A Cayley Graph of PSL(2,7)

The smallest non-Abelian simple group is A5 or A1(5) or A1(4) (these are all isomorphic). It has 60 elements. Its Cayley graph can be drawn, without the arcs crossing, on a sphere: see four Cayley graphs of A5.

The second smallest non-Abelian simple group is PSL(2,7) (also known as A1(7)) or GL(3,2) (also known as A2(2)) these being isomorphic. It has 168 elements. Its Cayley graph cannot be drawn without the arcs crossing on a sphere, nor on a torus, nor on a genus-2 surface (like a torus but with two holes instead of one). It can be drawn on a surface of genus 3 (three holes). This page presents such a Cayley graph:

Explanation of pink parts of the diagram

To represent a genus 3 surface on your screen, the diagram uses "gluing instructions", in pink. You could in principle make a genus 3 surface, with this Cayley graph on it, as follows:

• Print out the image above on a thin sheet of rubber.
• Cut out and discard the pale pink regions.
• Glue or sew together the cut edges in accordance with the pink single, double and triple arrows. The pink letters a-h, i-p, q-x provide further guidance on how things should join up.
• To prevent the result from looking like a crumpled mess, pump it up with air, or stuff it with newspaper.

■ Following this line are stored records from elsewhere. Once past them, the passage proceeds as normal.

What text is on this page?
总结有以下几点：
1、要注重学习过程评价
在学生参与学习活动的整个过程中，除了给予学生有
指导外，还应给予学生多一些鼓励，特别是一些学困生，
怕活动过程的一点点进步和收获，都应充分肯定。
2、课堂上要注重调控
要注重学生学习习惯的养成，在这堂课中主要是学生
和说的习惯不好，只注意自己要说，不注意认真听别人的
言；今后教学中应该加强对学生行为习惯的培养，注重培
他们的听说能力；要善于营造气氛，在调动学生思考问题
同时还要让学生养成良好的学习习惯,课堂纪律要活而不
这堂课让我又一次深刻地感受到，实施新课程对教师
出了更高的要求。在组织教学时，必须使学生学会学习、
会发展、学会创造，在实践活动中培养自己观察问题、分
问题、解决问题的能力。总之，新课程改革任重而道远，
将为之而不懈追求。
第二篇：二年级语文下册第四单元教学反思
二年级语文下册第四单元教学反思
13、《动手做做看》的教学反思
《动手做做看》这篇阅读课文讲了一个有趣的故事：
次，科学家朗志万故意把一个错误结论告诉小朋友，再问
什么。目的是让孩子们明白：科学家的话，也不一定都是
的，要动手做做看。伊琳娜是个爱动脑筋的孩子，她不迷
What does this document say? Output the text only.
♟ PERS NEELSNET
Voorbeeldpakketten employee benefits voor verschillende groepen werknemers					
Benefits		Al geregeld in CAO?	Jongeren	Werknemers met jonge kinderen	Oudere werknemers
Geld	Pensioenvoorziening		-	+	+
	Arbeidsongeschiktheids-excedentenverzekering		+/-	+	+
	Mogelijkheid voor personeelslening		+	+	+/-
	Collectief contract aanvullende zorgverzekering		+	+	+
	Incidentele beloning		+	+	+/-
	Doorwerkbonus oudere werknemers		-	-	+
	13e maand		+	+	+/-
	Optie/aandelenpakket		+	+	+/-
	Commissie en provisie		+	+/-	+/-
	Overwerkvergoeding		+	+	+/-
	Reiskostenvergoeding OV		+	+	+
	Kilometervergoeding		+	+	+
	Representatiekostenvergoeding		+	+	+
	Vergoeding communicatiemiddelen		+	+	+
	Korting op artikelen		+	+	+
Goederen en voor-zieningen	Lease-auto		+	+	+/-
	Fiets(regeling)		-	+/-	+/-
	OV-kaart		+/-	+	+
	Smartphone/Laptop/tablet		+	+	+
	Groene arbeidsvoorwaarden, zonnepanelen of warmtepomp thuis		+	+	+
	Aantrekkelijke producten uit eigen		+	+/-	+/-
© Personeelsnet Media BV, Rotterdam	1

A more practicable way of making a version of this Cayley graph, nicely embedded in 3-space, is:

• Take a cube of wood. Paint it white.
• Drill three holes through it, each running between two opposite faces. Offset the holes so that they do not meet in the middle.
• Copy the above diagram onto it, with the pink regions corresponding to the ends of the holes. It has been drawn so that it is clear what goes on each face. Some of the black and green lines will run through each hole.

Explanation of the Cayley graph itself

A Cayley graph uses a colour for each generator of the group, and its appearance depends fundamentally on the choice of generators. This Cayley graph uses two generators: one of order 2, shown by green arcs, and one of order 3, shown by black arcs. The black arcs need arrows on them to show which way they go; the green arcs go both ways and have no arrows.

The graph has obvious cubic symmetry. It has been drawn so as to emphasise one of the S4 subgroups of A1(7). But there isn't really anything special about this subgroup: it is only one of seven conjugate S4s within A1(7).

It is based on the tiling of the genus 3 surface with 24 heptagons. Each of these heptagons is identical, and has the same relationship to each of its seven neighbouring heptagons (though this symmetry is obscured in the diagram above, by the need to portray the structure on a flat screen).

Just as you can create a Cayley graph for A5 by tiling the sphere with 12 pentagons and then "truncating" the triangular vertices, you can do the same for the tiling of the genus-3 surface by 24 heptagons.